すると奥を指差す下弦。振り替えると一片の花弁が私の頬を掠める。振り返った先には、クリーム色の髪の男の子。咄嗟に駆け出し、手を伸ばした。
「 姉さん 」
『 会いたかッた、ずッと、 』
「 なんで、会いに来てくれなかったの 」
掴んだ肩は、とても冷たかった。私は質問に困惑した表情を浮かべると顔を俯かせたままの弟の顔を見ようと覗き込むが突き飛ばされ地面に尻餅をついてしまった。
「 姉さん、いったじゃないか 」
「 ずッと一緒だよ、大好きだからねって。 」
「 なのに離ればなれなってから一度も来てくれなかった。 」
「 姉さんがこないから僕…吸血鬼になっちゃった。 」
床に押し倒されたと認識するのに時間は掛からなかった。見えた先には、確かに弟の顔と寂れた空。悲しげながらも憎悪が見える目の奥に、何が隠されているのか。私は、知りたかった。
「 姉さんも、こっちにおいでよ。 」
ブチッ、と音がした後に鉄臭い口付け。咥内に流される血液をコクり、と飲み下す。両目を閉じ、弟の後頭部と背中に手を回した。

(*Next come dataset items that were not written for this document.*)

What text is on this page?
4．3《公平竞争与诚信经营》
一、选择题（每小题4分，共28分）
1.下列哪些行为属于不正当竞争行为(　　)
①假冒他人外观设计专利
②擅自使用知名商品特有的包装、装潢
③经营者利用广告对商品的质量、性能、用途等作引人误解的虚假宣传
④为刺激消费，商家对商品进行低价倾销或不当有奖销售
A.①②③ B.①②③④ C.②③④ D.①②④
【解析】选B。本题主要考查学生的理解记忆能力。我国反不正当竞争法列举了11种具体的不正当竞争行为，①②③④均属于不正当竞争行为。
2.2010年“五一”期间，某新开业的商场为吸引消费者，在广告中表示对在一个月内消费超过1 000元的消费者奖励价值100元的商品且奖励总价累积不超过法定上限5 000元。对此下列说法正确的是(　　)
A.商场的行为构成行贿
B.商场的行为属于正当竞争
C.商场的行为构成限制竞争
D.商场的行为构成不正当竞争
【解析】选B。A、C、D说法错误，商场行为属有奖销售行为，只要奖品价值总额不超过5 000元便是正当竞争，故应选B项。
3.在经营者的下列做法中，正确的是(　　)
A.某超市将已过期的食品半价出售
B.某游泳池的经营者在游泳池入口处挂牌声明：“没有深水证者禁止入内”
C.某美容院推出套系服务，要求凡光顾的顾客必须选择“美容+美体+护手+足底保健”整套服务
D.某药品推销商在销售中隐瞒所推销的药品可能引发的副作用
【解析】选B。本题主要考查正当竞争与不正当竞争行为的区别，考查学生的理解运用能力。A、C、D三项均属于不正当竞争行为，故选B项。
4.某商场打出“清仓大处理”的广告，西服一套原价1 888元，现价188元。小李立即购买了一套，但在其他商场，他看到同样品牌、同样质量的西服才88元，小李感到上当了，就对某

気付いたら病院のベッドの上に寝転がっていた。嗚呼、確かにグレン中佐が来た後に私は寝たんだ。真っ白なシーツへ目を向けると黒髪の男の子が布団の上に突っ伏して寝ていた。
「 んお…?嗚呼、起きたのか。 」
『 優、なんでここにいるの。 』
百夜優一郎。目の前にいる彼の名前だ。彼とはグレン中佐を通じて知り合い、ちょくちょく会ったりしていた。馬鹿、としかいいようがない男の子だけど才能がある。
「 シノアから聞いた。…お前、傷大丈夫かよ? 」
『 別に、対したことじゃないわ。…優。 』
「 なんだよ? 」
優が傷付く前に、私は知らせないといけないことがあった。優を真っ直ぐ見つめ、優の両肩に手を置くと優は戸惑いがちに私を見つめ返す。
『 柊家は危ない。…深く関わらないで。 』
「 へ…? 」
ぽかん、とした顔をするから離れ、枕元に置いてあるネックレス状の鬼呪装備を手に取り、首につけ、腕に刺さっている点滴の針を戸惑いなく抜けば少しの痛みの後に優の言葉。
「 どこにいくんだよ。…まだ、安静していなきゃいけないんだろ? 」
『 優とは違って忙しいの。大丈夫、無理はしないわ。 』
ベッドから降り、病院服を脱ぐ。慌てる優の声が聞こえるけれど構っている暇はなく枕元に置いてあるシャツに袖を通し、軍服を着用した。流石にクリーニングされているのか血の匂いもしない。
軍服を今着なければいかない理由はただ一つ。私の隊に出撃命令が下ったのだ。数時間前やってきた桃山が去り際に伝えてくれた。
『 優 』
「 …な、なんだよ。 」
『 死なないで。 』
軍服を着終えた私は出口に歩み寄る。扉に手をかけた時、私は死なないでと告げた。扉を開け、走って出口へと向かう。引き留める声がしたが振り替える余裕なんてない。